Zâtının nurundan nur-i evveli halkeyleyen, cümle kâinatı envâr-ı ilâhîyesiyle tezyin eyleyen, nuruna muhatab hazret-i insanı halkeyleyen, nuruyla insanı pür nur eyleyen, âhirde nurunun itmamına kulunu şâhid eyleyen, şehâdet nuruyla cemâlinin nurunu kullarına bahşeyleyen esmâ-ı ilâhîyesinin ve kelâm-ı sübhâniyesinin ve habîbinin nuruyla pür nur olan sırât-ı müstakimini bizlere şeriat, tarîkat, hakikat ve marifet râhı olarak ihsan eyleyen Cenâb-ı zül-Celâl, vel-Kemâl, ve tekaddes Hazretlerine sonsuz hamd ü senâ olsun. Bu hamdin nuruyla gönüllerimiz pür nur olsun.

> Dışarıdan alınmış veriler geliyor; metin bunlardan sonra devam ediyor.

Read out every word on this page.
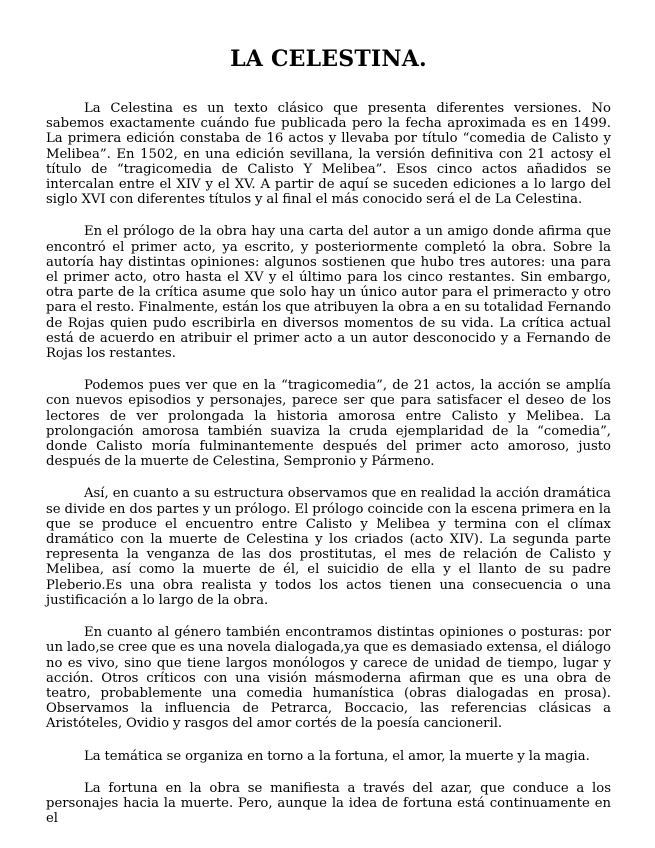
LA CELESTINA.

La Celestina es un texto clásico que presenta diferentes versiones. No sabemos exactamente cuándo fue publicada pero la fecha aproximada es en 1499. La primera edición constaba de 16 actos y llevaba por título “comedia de Calisto y Melibea”. En 1502, en una edición sevillana, la versión definitiva con 21 actosy el título de “tragicomedia de Calisto Y Melibea”. Esos cinco actos añadidos se intercalan entre el XIV y el XV. A partir de aquí se suceden ediciones a lo largo del siglo XVI con diferentes títulos y al final el más conocido será el de La Celestina.

En el prólogo de la obra hay una carta del autor a un amigo donde afirma que encontró el primer acto, ya escrito, y posteriormente completó la obra. Sobre la autoría hay distintas opiniones: algunos sostienen que hubo tres autores: una para el primer acto, otro hasta el XV y el último para los cinco restantes. Sin embargo, otra parte de la crítica asume que solo hay un único autor para el primeracto y otro para el resto. Finalmente, están los que atribuyen la obra a en su totalidad Fernando de Rojas quien pudo escribirla en diversos momentos de su vida. La crítica actual está de acuerdo en atribuir el primer acto a un autor desconocido y a Fernando de Rojas los restantes.

Podemos pues ver que en la “tragicomedia”, de 21 actos, la acción se amplía con nuevos episodios y personajes, parece ser que para satisfacer el deseo de los lectores de ver prolongada la historia amorosa entre Calisto y Melibea. La prolongación amorosa también suaviza la cruda ejemplaridad de la “comedia”, donde Calisto moría fulminantemente después del primer acto amoroso, justo después de la muerte de Celestina, Sempronio y Pármeno.

Así, en cuanto a su estructura observamos que en realidad la acción dramática se divide en dos partes y un prólogo. El prólogo coincide con la escena primera en la que se produce el encuentro entre Calisto y Melibea y termina con el clímax dramático con la muerte de Celestina y los criados (acto XIV). La segunda parte representa la venganza de las dos prostitutas, el mes de relación de Calisto y Melibea, así como la muerte de él, el suicidio de ella y el llanto de su padre Pleberio.Es una obra realista y todos los actos tienen una consecuencia o una justificación a lo largo de la obra.

En cuanto al género también encontramos distintas opiniones o posturas: por un lado,se cree que es una novela dialogada,ya que es demasiado extensa, el diálogo no es vivo, sino que tiene largos monólogos y carece de unidad de tiempo, lugar y acción. Otros críticos con una visión másmoderna afirman que es una obra de teatro, probablemente una comedia humanística (obras dialogadas en prosa). Observamos la influencia de Petrarca, Boccacio, las referencias clásicas a Aristóteles, Ovidio y rasgos del amor cortés de la poesía cancioneril.

La temática se organiza en torno a la fortuna, el amor, la muerte y la magia.

La fortuna en la obra se manifiesta a través del azar, que conduce a los personajes hacia la muerte. Pero, aunque la idea de fortuna está continuamente en el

İnsanlığı zulmetten nura, gamdan sürura, firkatten huzura ve vuslata vesile kılan Cenâb-ı Hakkın nurunun mazharı, yaradılan ilk nur, yaradılmışların nurunun nuru, nurun âlâ nur sırrının kandil-i süreyyası, beşir ve nezir, sirâcen münîr, misbah-ı sudûr, gözlerimizin nuru, kalblerimizin sürûrü Efendimiz(sav)e Cenâb-ı Hakkın nuru adedince salât ve selâm olsun. Bu salât ve selâmın nurundan âline ve ashâbına ve etbama dahî ikram olunsun.
Gözümün nuru, Cenâb-ı Hakkın bu fakîre ihsânı, İhsan Efendi oğlum, Esselâmu aleyküm.
Hak Teâlâ nurunu ziyâde eylesin. Kurân-ı Kerîm ve kelime-i tevhîd ile kalbini pür nur eylesin. Nurunla Efendimizin nurunu bir eylesin. Cenâb-ı Hakk senden râzı olsun.
İhsan Efendi oğlum, her geçen gün hem hizmetin hem bu hizmete binaen evrâd ü ezkârın artacak. Derler ya, Cenâb-ı Hakk, dağına göre kar verirmiş. İnşâallah bu kar Efendimiz(sav)in buyurduğu gibi günahlarımızı temizleyip götüren kar suyu gibi olur. Bu da yanımıza inşâallah kâr olarak kalır. Zaten kişi hizmet edebilmek için vird ve zikre muhtaçtır. Çünkü ibadet, zikir ve mücâhede dervişin azığı gibidir. Azık olmadan yola çıkılmayacağı gibi ibâdât ü taat olmadan hizmette muvaffak olmak mümkün değildir. Hele dervişin zikri onun için nefes almak gibidir. Allah muhafaza, kişi taatsiz ve ibadetsiz hizmet etse belki insanlar ondan istifade eder fakat kendisi mânen iflasın eşiğine kadar gelir. Cenâb-ı Hakka boyun eğecek, itaat edeceksin ki, kulların hizmetini dimdik ayakta kalarak göresin. Eskilerin tabiriyle taatta dâim olacaksın ki hizmetle kâim olasın.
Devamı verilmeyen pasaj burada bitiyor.